Azzopardi cited case-law from the European Court of Human Rights that held authors who quote from defamatory articles were protected by the right to freedom of expression. “I criticised Zammit in his official capacity. I criticised decisions taken during his tenure.”

Under cross-examination, Azzopardi said he believed that it was Zammit who leaked the information to the press. “The timeline was such that I could not but have reached that conclusion.”

Magistrate Joe Mifsud said he had reached that conclusion based on The Times’s report. “If the reporting was incorrect, the statement could not be correct either,” summarised Joe Mifsud.

Former police commissioner John Rizzo told the court that the movements of a police file are always recorded, “unless it is removed clandestinely.” Rizzo asserted that no such dossier was ever leaked during his time in the post. Had such a leak taken place during his tenure, Rizzo added, he would have launched an investigation. 

He went on to express his disappointment at seeing annotations and minutes which he had written in confidence being published: “That is property of the Police Force.”

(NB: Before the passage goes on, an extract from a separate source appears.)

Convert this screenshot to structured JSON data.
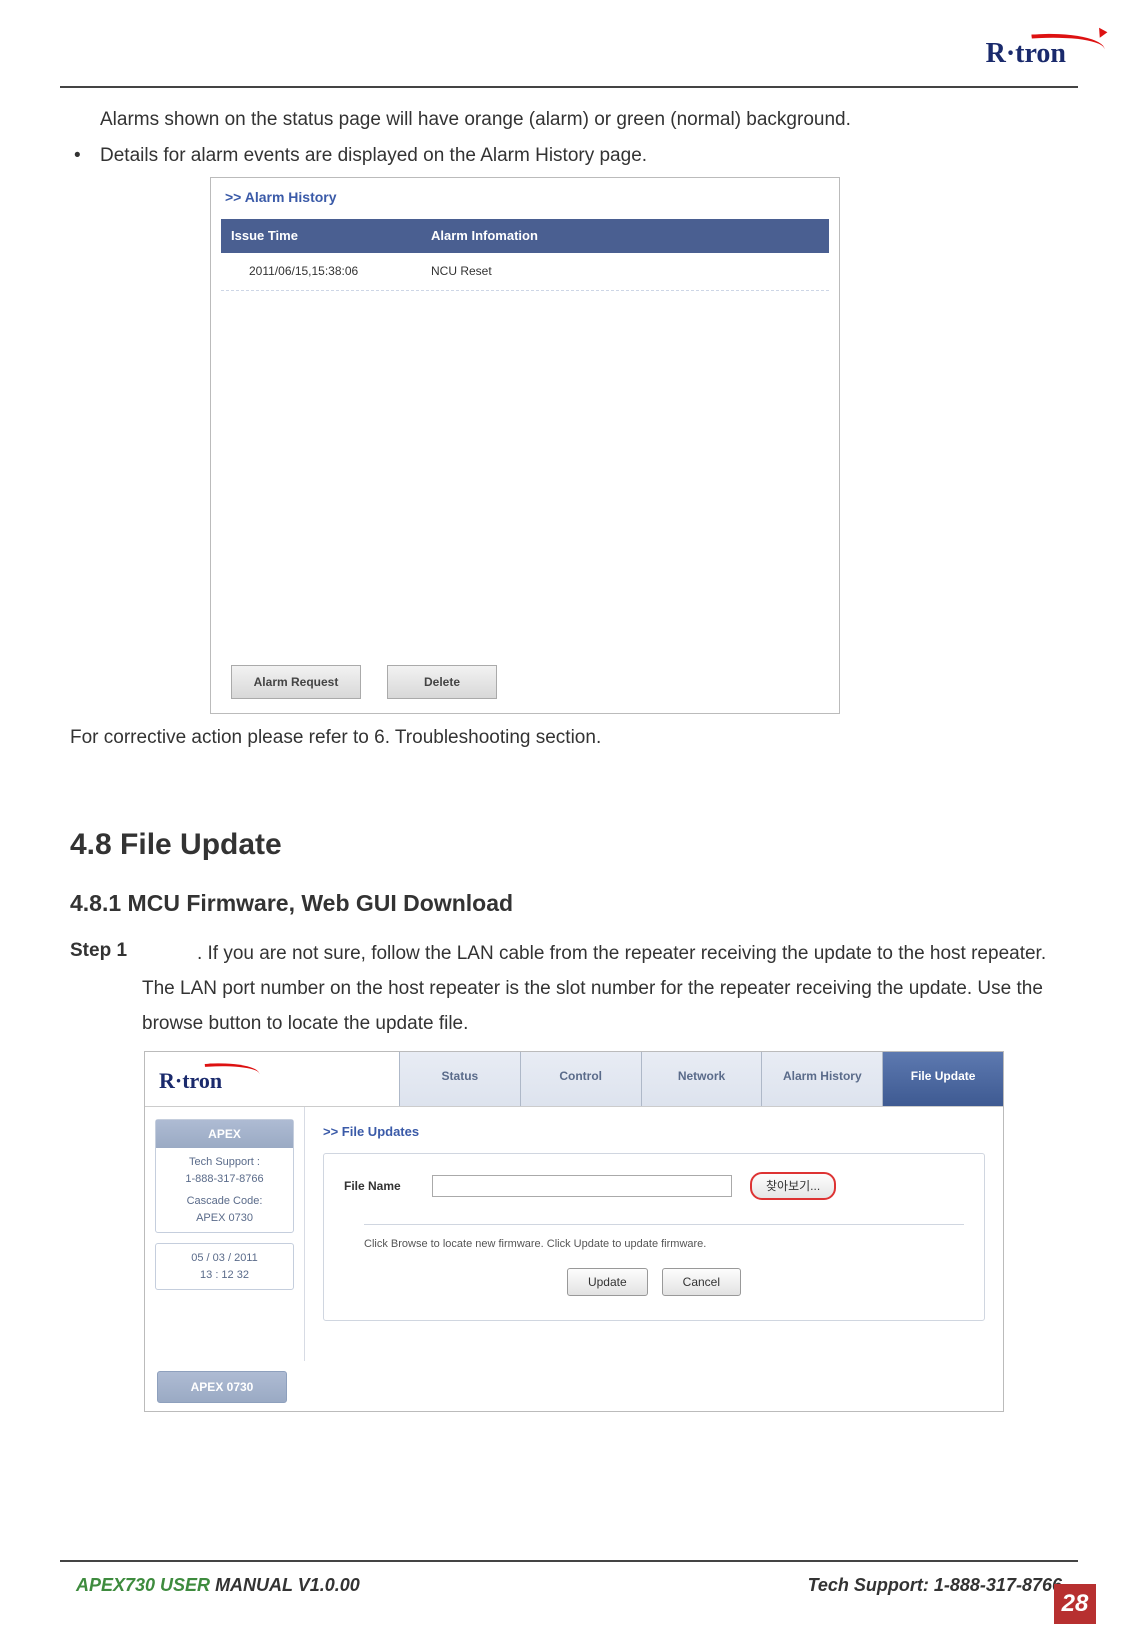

Testifying, inspector Elton Taliana claimed that the leak was "one of a series of attacks against me”. The story alleging that he had been investigated for arson was not published in isolation, "but amalgamated with the story about Darryl Luke Borg, who was later found to have been wrongly imprisoned." Taliana added that Zammit was the chief of police when Borg’s arrest took place.

Insisting that he had never “arraigned anyone incorrectly”, Taliana went on to accuse Balzan of being "obsessed" by the story. The inspector also accused Zammit of launching “a serious of hurtful actions” against him.

The inspector had been denied the opportunity to rebut the allegations in the press.

Assistant Commissioner Neville Aquillina testified that he had asked the Commissioner of Police to speak to both Zammit and Azzopardi, as well as the Attorney General before proceeding on the case.


Aquilina said the police presented the facts to the Attorney General, who recommended that they forge ahead. He also said Zammit had every right to file his criminal complaint as late as December, six months after the allegations were made.

On his part, Peter Paul Zammit informed Magistrate Joe Mifsud that he was neither interested in having Azzopardi sent to jail nor in his being fined, saying that he only wanted to set the record straight.

In final submissions, defence counsel Zammit Maempel reiterated that paper trail led to the commissioner, who was data controller at the time the leak happened. “The logical conclusion is that he is responsible, irrespective of who actually leaked the information.”

The magistrate once again stressed the importance of correct reporting, Zammit Maempel insisted that Azzopardi had based himself on a report that was “90% correct” and that the MP’s condemnation had been aimed at the data controller.